Hochwasser Brandenburg: Deiche weiter stabil

Trotz des in der vergangenen Nacht entdeckten Rissen Schutzwall bei Ratzdorf halten die Deiche den immer weiter ansteigenden Wasserpegel der Oder noch stand.

In der Nacht wurde in dem erst sanierten Deich ein rund 25 Meter langer und etwa 60 Zentimeter tiefer Riss entdeckt. Inzwischen konnte man den beschädigten Deich aber wieder abdichten. Dies teilte Brandenburgs Ministerpräsident Matthias Platzeck (SPD) mit.

Am heutigen Freitag (28.05.2010) werde man in Schwedt einen weiteren Polder öffnen, um weitere Schäden an den Schutzwällen zu vermeiden. In Brandenburg ist es das zweithöchste Hochwasser, so Platzeck. Laut dem Ministerpräsidenten würden die sanierten Schutzwälle den Wassermassen standhalten.

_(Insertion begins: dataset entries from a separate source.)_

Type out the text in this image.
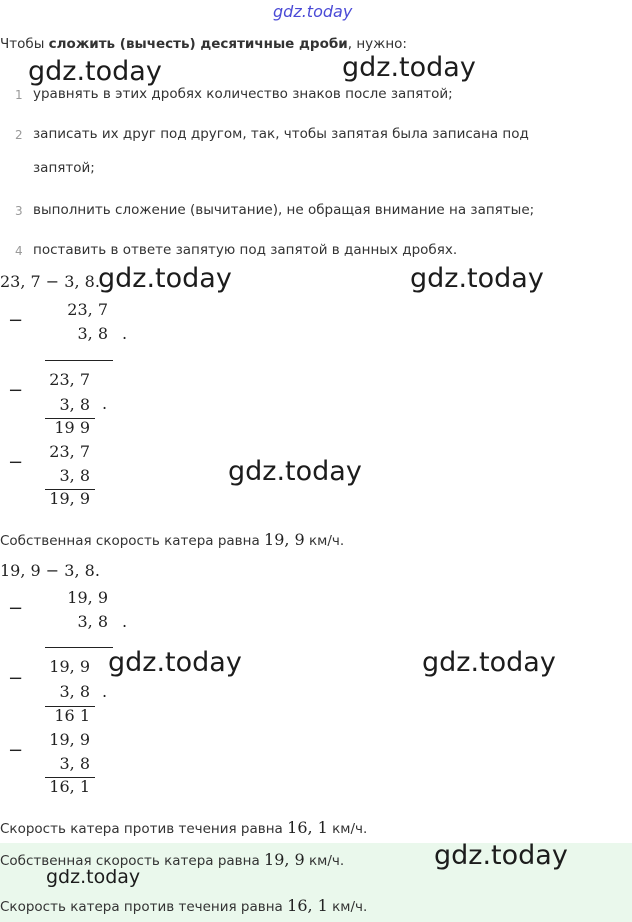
gdz.today
Чтобы сложить (вычесть) десятичные дроби, нужно:
gdz.today	gdz.today
1 уравнять в этих дробях количество знаков после запятой;
2 записать их друг под другом, так, чтобы запятая была записана под
запятой;
3 выполнить сложение (вычитание), не обращая внимание на запятые;
4 поставить в ответе запятую под запятой в данных дробях.
23, 7 − 3, 8.
gdz.today	gdz.today
−
23, 7
3, 8 .
−
23, 7
3, 8 .
19 9
−
23, 7
3, 8
19, 9
gdz.today
Собственная скорость катера равна 19, 9 км/ч.
19, 9 − 3, 8.
−
19, 9
3, 8 .
−
19, 9
3, 8 .
16 1
gdz.today	gdz.today
−
19, 9
3, 8
16, 1
Скорость катера против течения равна 16, 1 км/ч.
Собственная скорость катера равна 19, 9 км/ч.	gdz.today
gdz.today
Скорость катера против течения равна 16, 1 км/ч.
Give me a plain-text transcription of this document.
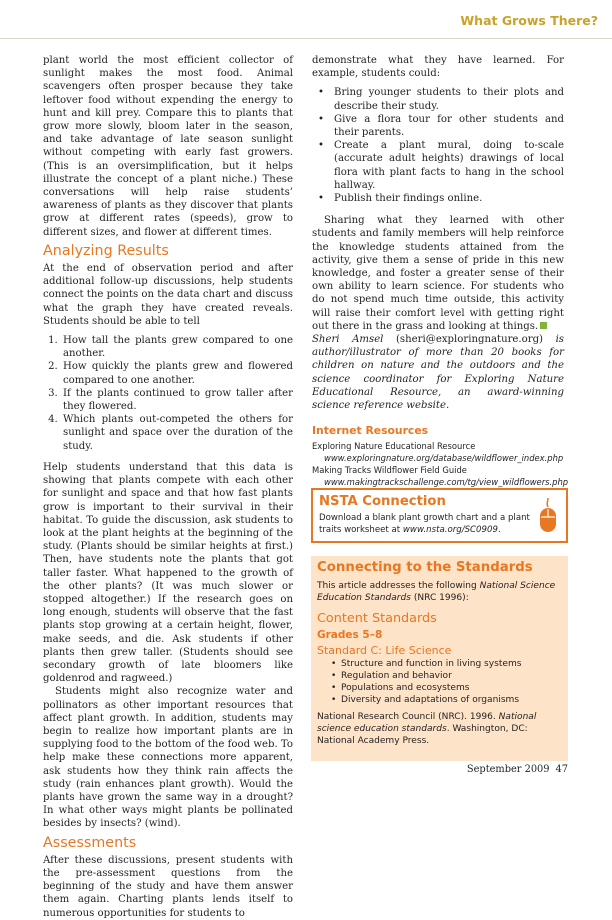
What Grows There?

plant world the most efficient collector of sunlight makes the most food. Animal scavengers often prosper because they take leftover food without expending the energy to hunt and kill prey. Compare this to plants that grow more slowly, bloom later in the season, and take advantage of late season sunlight without competing with early fast growers. (This is an oversimplification, but it helps illustrate the concept of a plant niche.) These conversations will help raise students’ awareness of plants as they discover that plants grow at different rates (speeds), grow to different sizes, and flower at different times.

Analyzing Results

At the end of observation period and after additional follow-up discussions, help students connect the points on the data chart and discuss what the graph they have created reveals. Students should be able to tell

1. How tall the plants grew compared to one another.
2. How quickly the plants grew and flowered compared to one another.
3. If the plants continued to grow taller after they flowered.
4. Which plants out-competed the others for sunlight and space over the duration of the study.

Help students understand that this data is showing that plants compete with each other for sunlight and space and that how fast plants grow is important to their survival in their habitat. To guide the discussion, ask students to look at the plant heights at the beginning of the study. (Plants should be similar heights at first.) Then, have students note the plants that got taller faster. What happened to the growth of the other plants? (It was much slower or stopped altogether.) If the research goes on long enough, students will observe that the fast plants stop growing at a certain height, flower, make seeds, and die. Ask students if other plants then grew taller. (Students should see secondary growth of late bloomers like goldenrod and ragweed.)

Students might also recognize water and pollinators as other important resources that affect plant growth. In addition, students may begin to realize how important plants are in supplying food to the bottom of the food web. To help make these connections more apparent, ask students how they think rain affects the study (rain enhances plant growth). Would the plants have grown the same way in a drought? In what other ways might plants be pollinated besides by insects? (wind).

Assessments

After these discussions, present students with the pre-assessment questions from the beginning of the study and have them answer them again. Charting plants lends itself to numerous opportunities for students to

demonstrate what they have learned. For example, students could:

• Bring younger students to their plots and describe their study.
• Give a flora tour for other students and their parents.
• Create a plant mural, doing to-scale (accurate adult heights) drawings of local flora with plant facts to hang in the school hallway.
• Publish their findings online.

Sharing what they learned with other students and family members will help reinforce the knowledge students attained from the activity, give them a sense of pride in this new knowledge, and foster a greater sense of their own ability to learn science. For students who do not spend much time outside, this activity will raise their comfort level with getting right out there in the grass and looking at things.

Sheri Amsel (sheri@exploringnature.org) is author/illustrator of more than 20 books for children on nature and the outdoors and the science coordinator for Exploring Nature Educational Resource, an award-winning science reference website.

Internet Resources
Exploring Nature Educational Resource
www.exploringnature.org/database/wildflower_index.php
Making Tracks Wildflower Field Guide
www.makingtrackschallenge.com/tg/view_wildflowers.php
NSTA Connection
Download a blank plant growth chart and a plant traits worksheet at www.nsta.org/SC0909.
Connecting to the Standards
This article addresses the following National Science Education Standards (NRC 1996):
Content Standards
Grades 5–8
Standard C: Life Science
• Structure and function in living systems
• Regulation and behavior
• Populations and ecosystems
• Diversity and adaptations of organisms
National Research Council (NRC). 1996. National science education standards. Washington, DC: National Academy Press.
September 2009 47
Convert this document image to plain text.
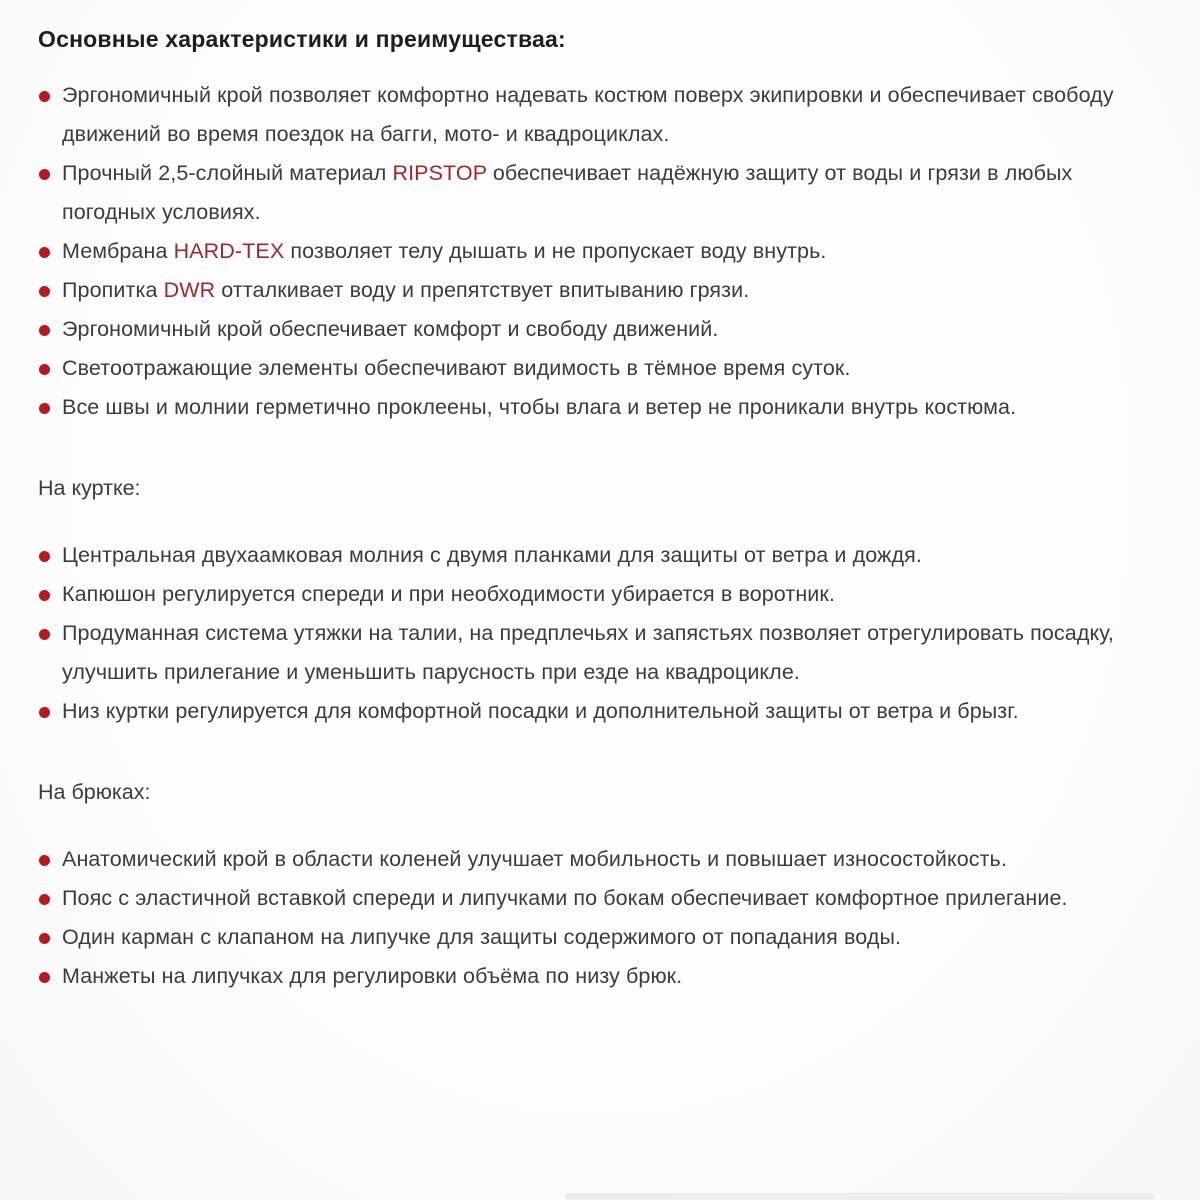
Основные характеристики и преимуществаа:
Эргономичный крой позволяет комфортно надевать костюм поверх экипировки и обеспечивает свободу движений во время поездок на багги, мото- и квадроциклах.
Прочный 2,5-слойный материал RIPSTOP обеспечивает надёжную защиту от воды и грязи в любых погодных условиях.
Мембрана HARD-TEX позволяет телу дышать и не пропускает воду внутрь.
Пропитка DWR отталкивает воду и препятствует впитыванию грязи.
Эргономичный крой обеспечивает комфорт и свободу движений.
Светоотражающие элементы обеспечивают видимость в тёмное время суток.
Все швы и молнии герметично проклеены, чтобы влага и ветер не проникали внутрь костюма.
На куртке:
Центральная двухаамковая молния с двумя планками для защиты от ветра и дождя.
Капюшон регулируется спереди и при необходимости убирается в воротник.
Продуманная система утяжки на талии, на предплечьях и запястьях позволяет отрегулировать посадку, улучшить прилегание и уменьшить парусность при езде на квадроцикле.
Низ куртки регулируется для комфортной посадки и дополнительной защиты от ветра и брызг.
На брюках:
Анатомический крой в области коленей улучшает мобильность и повышает износостойкость.
Пояс с эластичной вставкой спереди и липучками по бокам обеспечивает комфортное прилегание.
Один карман с клапаном на липучке для защиты содержимого от попадания воды.
Манжеты на липучках для регулировки объёма по низу брюк.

Indes hat der Scheitel des Hochwassers Brandenburg erreicht, die Pegel der Oder steigen weiter an. In Ratzdorf und Eisenhüttenstadt gilt bei einem Wasserstand von 6.30 Metern die Alarmstufe vier. Am stärksten stieg die Wasserhöhe in den Bereichen Frankfurt (Oder) und Kietz an, wo der Pegel um über 40 Zentimeter anstieg. Nach Experten-Angaben werden die Wasserstände wohl nur langsam zurück gehen. Das Hochwasser soll noch mindestens vier Tage andauern.